All proponents of this government-run insurance program may not share the views of Rep. Jan Schakowsky (D-IL), who earlier this year promised a group of pro-socialized medicine activists that a public option was being established as a means of imposing “single payer” (read: government-run) health care on America and assured her audience that the federal government wasn’t interested in waging a “principled fight.” Kennedy and Dodd specifically told their colleagues in a letter released to the press that the AHCA “virtually eliminates” the likelihood employers will respond to the availability of a government-run insurance option by dropping funding for employee coverage. However, the consequences of this bill are plain to see, even if these U.S. senators aren’t capable of understanding (or of honestly explaining) the consequences of their legislative actions.

Health care consulting and analysis firm Health Systems Innovations, which analyzed the AHCA in June, estimated that the government-run insurance option provision would “likely crowd out 79 million individual contracts with existing private insurers.” HSI also estimated that the entire bill would cost at least $4 trillion to implement -- nearly three times the CBO’s estimate.

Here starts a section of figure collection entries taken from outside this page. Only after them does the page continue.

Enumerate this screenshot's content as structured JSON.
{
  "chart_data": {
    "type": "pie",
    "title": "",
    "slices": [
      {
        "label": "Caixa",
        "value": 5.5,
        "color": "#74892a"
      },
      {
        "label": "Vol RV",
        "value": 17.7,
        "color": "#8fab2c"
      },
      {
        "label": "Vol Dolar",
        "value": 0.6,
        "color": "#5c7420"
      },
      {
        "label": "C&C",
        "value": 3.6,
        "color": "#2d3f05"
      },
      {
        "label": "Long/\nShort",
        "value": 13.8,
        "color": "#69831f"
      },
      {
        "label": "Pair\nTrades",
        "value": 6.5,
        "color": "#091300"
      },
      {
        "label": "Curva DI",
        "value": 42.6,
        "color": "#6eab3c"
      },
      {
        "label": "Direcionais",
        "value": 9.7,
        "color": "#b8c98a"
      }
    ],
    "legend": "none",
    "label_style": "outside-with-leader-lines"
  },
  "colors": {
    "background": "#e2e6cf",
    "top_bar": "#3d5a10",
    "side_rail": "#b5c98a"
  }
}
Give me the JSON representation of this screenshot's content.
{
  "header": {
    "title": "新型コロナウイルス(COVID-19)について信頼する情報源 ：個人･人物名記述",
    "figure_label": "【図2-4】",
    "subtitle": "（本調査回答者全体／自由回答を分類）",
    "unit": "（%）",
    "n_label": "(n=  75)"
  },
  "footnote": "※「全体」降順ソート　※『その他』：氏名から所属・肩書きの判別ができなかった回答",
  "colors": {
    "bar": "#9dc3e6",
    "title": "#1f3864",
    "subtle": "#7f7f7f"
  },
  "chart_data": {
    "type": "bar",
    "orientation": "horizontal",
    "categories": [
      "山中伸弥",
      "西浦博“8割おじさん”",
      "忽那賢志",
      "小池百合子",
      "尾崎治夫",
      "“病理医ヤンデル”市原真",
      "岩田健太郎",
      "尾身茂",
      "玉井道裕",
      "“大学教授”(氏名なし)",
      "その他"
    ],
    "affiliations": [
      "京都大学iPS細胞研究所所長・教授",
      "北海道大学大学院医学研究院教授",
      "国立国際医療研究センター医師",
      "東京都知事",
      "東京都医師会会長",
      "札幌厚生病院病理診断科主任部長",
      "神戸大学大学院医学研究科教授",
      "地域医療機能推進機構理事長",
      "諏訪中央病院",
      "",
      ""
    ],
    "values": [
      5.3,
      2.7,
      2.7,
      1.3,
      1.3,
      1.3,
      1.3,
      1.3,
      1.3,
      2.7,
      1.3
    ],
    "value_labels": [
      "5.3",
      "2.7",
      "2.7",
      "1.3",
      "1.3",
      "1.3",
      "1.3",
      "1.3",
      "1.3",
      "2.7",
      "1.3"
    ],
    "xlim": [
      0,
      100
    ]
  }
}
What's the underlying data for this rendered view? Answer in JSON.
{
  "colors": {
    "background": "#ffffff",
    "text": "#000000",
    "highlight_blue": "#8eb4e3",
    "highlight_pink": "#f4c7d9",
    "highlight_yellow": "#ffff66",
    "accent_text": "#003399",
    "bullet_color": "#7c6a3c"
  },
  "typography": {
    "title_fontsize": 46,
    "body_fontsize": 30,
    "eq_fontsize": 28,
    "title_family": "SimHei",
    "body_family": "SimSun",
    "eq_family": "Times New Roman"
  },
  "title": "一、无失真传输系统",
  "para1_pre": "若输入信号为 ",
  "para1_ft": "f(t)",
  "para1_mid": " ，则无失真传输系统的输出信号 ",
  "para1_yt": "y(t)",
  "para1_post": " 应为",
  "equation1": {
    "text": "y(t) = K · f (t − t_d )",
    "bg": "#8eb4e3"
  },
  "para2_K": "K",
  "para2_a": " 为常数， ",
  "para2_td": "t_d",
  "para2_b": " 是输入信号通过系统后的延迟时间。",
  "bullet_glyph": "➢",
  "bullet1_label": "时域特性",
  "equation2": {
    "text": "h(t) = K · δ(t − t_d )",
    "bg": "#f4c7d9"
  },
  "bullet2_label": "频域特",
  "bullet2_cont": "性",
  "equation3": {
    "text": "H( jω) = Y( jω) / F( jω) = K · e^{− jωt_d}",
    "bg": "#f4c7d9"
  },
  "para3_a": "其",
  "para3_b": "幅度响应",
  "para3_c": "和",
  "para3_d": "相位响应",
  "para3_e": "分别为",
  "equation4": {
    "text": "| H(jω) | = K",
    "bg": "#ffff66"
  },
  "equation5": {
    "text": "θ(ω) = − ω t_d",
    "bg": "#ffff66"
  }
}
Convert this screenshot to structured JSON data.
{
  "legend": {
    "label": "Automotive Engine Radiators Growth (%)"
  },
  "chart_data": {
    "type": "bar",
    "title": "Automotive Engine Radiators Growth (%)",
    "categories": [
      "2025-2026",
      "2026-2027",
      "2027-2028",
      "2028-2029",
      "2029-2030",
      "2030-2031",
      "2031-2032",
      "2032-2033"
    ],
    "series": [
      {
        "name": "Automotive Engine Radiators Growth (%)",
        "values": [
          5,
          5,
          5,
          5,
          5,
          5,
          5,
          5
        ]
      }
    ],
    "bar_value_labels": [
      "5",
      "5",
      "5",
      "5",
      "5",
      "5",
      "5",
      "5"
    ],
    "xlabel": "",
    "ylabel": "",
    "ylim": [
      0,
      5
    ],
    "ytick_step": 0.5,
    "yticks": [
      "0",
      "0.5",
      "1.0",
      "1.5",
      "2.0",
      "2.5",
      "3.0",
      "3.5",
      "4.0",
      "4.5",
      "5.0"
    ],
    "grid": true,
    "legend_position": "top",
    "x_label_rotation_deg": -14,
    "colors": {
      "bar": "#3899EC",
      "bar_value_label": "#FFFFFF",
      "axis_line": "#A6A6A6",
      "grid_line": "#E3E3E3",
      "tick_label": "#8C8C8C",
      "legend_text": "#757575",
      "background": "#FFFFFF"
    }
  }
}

This massive move by the federal government to crowd private insurers out of the market through the imposition of a national employer mandate and the establishment of a government-run insurance option would be, as Schakowsky eagerly predicted, the end of the private health care market as we know it. Whether it comes as an unintended consequence of actions taken by legislators who are too short-sighted to see the havoc their bill will wreak on our health care system, or as a significant milestone in an intentional takeover of the private market, the result will be the same.

And it will not be positive in any sense of the word.